Ostanio zdarza się, że mój PC sam się w trakcie pracy wyłącza, świeci się tylko kontrolka zasialania na obudowie, przycisk "reset"nie działa, tak samo włącznik zasilania. Muszę wówczas wyciągnąć wtyczkę na sekundę i kontrolka zasilania gaśnie, następnie można włączyć kompa. Wydaje mi się, że to wina płyty głównej (na 80% ) nie wykluczam zasilacza, ale wydaje mi się, że gdyby to był zasilacz to nie świeciłaby się montrolka. Płyta ma już 3 lata firmy Asus, konkretnie modelu nie pamiętam (coś a7v8x-x kojarzę,że takie było oznaczenie), nie mogę sprawdzić bo jestem teraz poza domem:) Aha, kiedyś też działy się podobne rzeczy z kompem, a mianowicie w trakcie pracy potrafił się zresetować (3 razy mi się to zdarzyło). Jeżeli ktoś uważa, że to płyta to prosiłbym o odpowiedź. Jeszcze jedno: zasilacz ma moc 300w, mam 2hdd, nagrywarke dvd,cdrom, zajetych 5slotów PCI i 1 AGP, może jest już u kresu wytrzymałości:)
1,4GHz Athlon, 256MB DDR, 40GB + 80GB HDD, nagrywarka DVD i CD-ROM, na 6 slotów PCI zajętych jest 5 (ale nie wszystkie urządzenia wykorzystuje),GeForce 2 64MB, Wi-Fi(mam radiowke), zasilacz ma nominalną moc 300W. Co do kondensatorów to nie mogę sprawdzić, bo jestem poza domem, a nie wiem czy rodzice daliby radę sprawdzić w jakim są stanie:) Otwierałem obudowę jakiś miesiąc temu i nic takiego nie rzuciło mi się w oczy. Po samoczynnym wyłączeniu kompa nie ma problemów z ponownym jego włączeniem, jedynie trzeba wyciągnąć wtyczkę i włożyć ją z powrotem.
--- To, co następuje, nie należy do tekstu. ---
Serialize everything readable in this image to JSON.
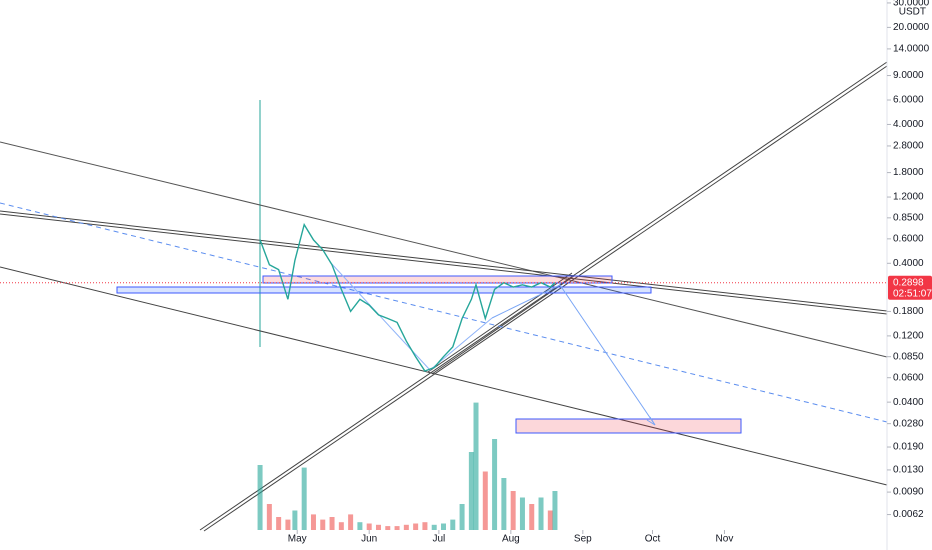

Złączono Posta: 07.11.2006 (Wto) 20:13
zrzut ekranu wykonany po 25min. pracy komputera, alarm o przekroczeniu temp. procesora jest domyślnie ustawiony na około 70 st.Wyniki:
No to tak wyjmujesz wsio z pci, zostawiasz ram, dysk, proc, pamięć i odpalasz i sprawdzasz jak tak system.
Podmieniasz zasiłkę na jakąś mocniejszą, spraw sobie miernik cyfrowy 16 zł w hipermarkecie, napięciami w sumie nie ma się co sugerować, może podawać błędne…
Sprawdź pamięci czy sprawne, czy to przez dos czy w awaryjnym.